There are more than 4.1 million confirmed COVID-19 cases around the world, but the true number of infections – taking into account undetected and asymptomatic infection – "is going to be in the tens, possibly hundreds of millions," he said.
"So if one-in-1,000, or even one-in-10,000, get complications, that is still thousands of people."
Some of the rare symptoms associated with the new coronavirus also show up with influenza, which kills several hundred thousand people worldwide every year, he noted. But with a crucial difference: "Compared to influenza, you are much more likely to become seriously ill, and to die."
Frontline general practitioners have been the first to see patterns as the pandemic spread across the globe from ground zero in central China in a matter of weeks.
"At the outset, we were told to watch out for headaches, fever and a light cough," recalls Sylvie Monnoye, a family doctor in central Paris.
"Then they added a runny nose and a scratchy throat. After that, digestive problems, including stomach aches and severe diarrhea."
The list kept growing: skin lesions, neurological problems, sharp chest pains, loss of taste and smell.
A feeling of confusion
"We started to think that we should suspect everything," Monnoye said, dressed from head-to-toe in protective wear.
Some patients were so terrified, she added, that they cowered in the corner of her office afraid to touch anything or get too close to her.
An internal U.S. Centers for Disease Control (CDC) report revealed the breakdown of symptoms for 2,591 COVID-10 patients admitted to the hospital between March 1 and May 1. Three-quarters of the patients experienced chills, fever and/or coughing, with nearly as many showing shortness of breath. These are, by far, the most common COVID-19 symptoms.
Nearly a third complained of flu-like muscle aches, while 28% experienced diarrhea and a quarter nausea or vomiting, according to the internal report, leaked to the media. Some 18% had headaches, while 10 to 15% were hit by chest or abdominal pain, runny nose, sore throat and/or a feeling of confusion.
Less than 1% of the CDC cohort had other symptoms, including seizures, rashes and conjunctivitis.

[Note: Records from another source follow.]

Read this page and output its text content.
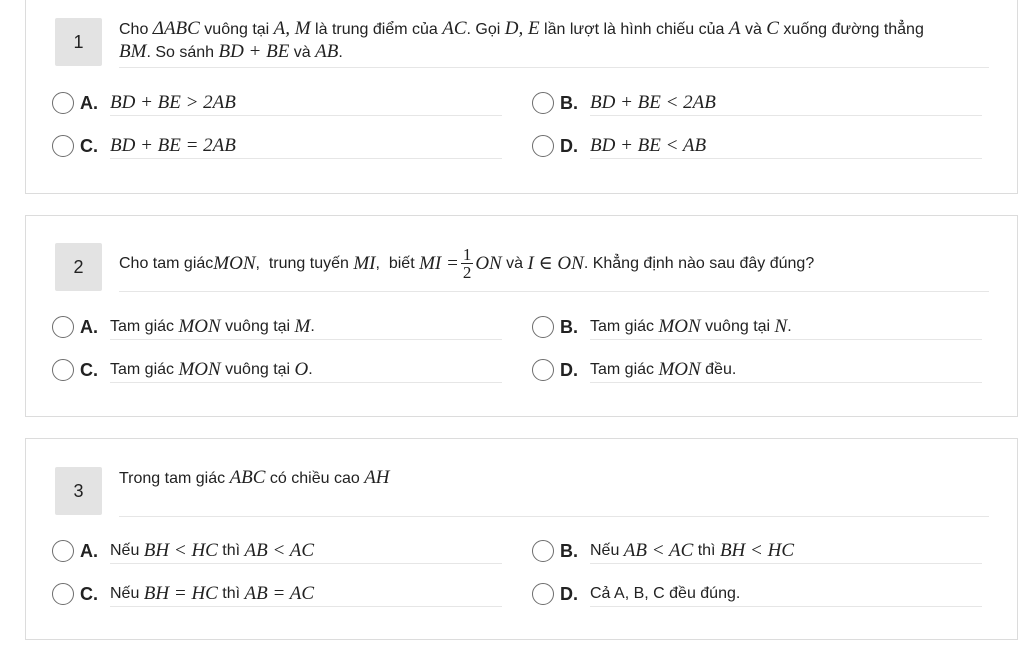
1
Cho ΔABC vuông tại A, M là trung điểm của AC. Gọi D, E lần lượt là hình chiếu của A và C xuống đường thẳng
BM. So sánh BD + BE và AB.
A. BD + BE > 2AB	B. BD + BE < 2AB
C. BD + BE = 2AB	D. BD + BE < AB
2	Cho tam giác MON ,  trung tuyến MI ,  biết MI = $\frac{1}{2}$ ON và I ∈ ON . Khẳng định nào sau đây đúng?
A. Tam giác MON vuông tại M .	B. Tam giác MON vuông tại N .
C. Tam giác MON vuông tại O .	D. Tam giác MON đều.
3
Trong tam giác ABC có chiều cao AH
A. Nếu BH < HC thì AB < AC	B. Nếu AB < AC thì BH < HC
C. Nếu BH = HC thì AB = AC	D. Cả A, B, C đều đúng.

Health authorities have been slow in alerting the public to this panoply of possible impacts.
Loss of smell and rashes
Until the end of April, the CDC itself only listed three on its website: coughing, fever and shortness of breath. The update included only a few more: chills, muscle pain, headaches and loss of smell or taste.
A loss of smell and taste was found in only 3.5% of patients included in the CDC report, but experts suspect these symptoms are – for reasons unknown – more prevalent in less severe cases where people were not hospitalized.
"I don't have any patients with these symptoms who had serious complications," said Monnoye. The loss of taste and smell, experts note, is extremely rare with other types of virus'.
Another cluster of symptoms rarely found in flu patients appears to arise from blood clots. Heart problems, liver thrombosis, lung embolisms and brain damage in COVID-19 patients have been traced to such clots in recent studies.
"When one is very sick with COVID-19, you can have a problem with blood clots forming, and that seems to be much, much more common than with other viral infections," added Javid.
The third cluster of unusual symptoms involves skin eruptions.
"COVID-associated 'rashes' seem to be as numerous as they are hard to pin down," dermatologist Graeme Lipper said on Medscape, a medical information website.
A condition known as pseudo-chilblains, or "COVID toes," has garnered the most attention, with photos on social media showing toes discolored as if with frostbite.
Like the loss of smell, the symptom – which can cause painful itching and burning – is associated with benign forms of the virus.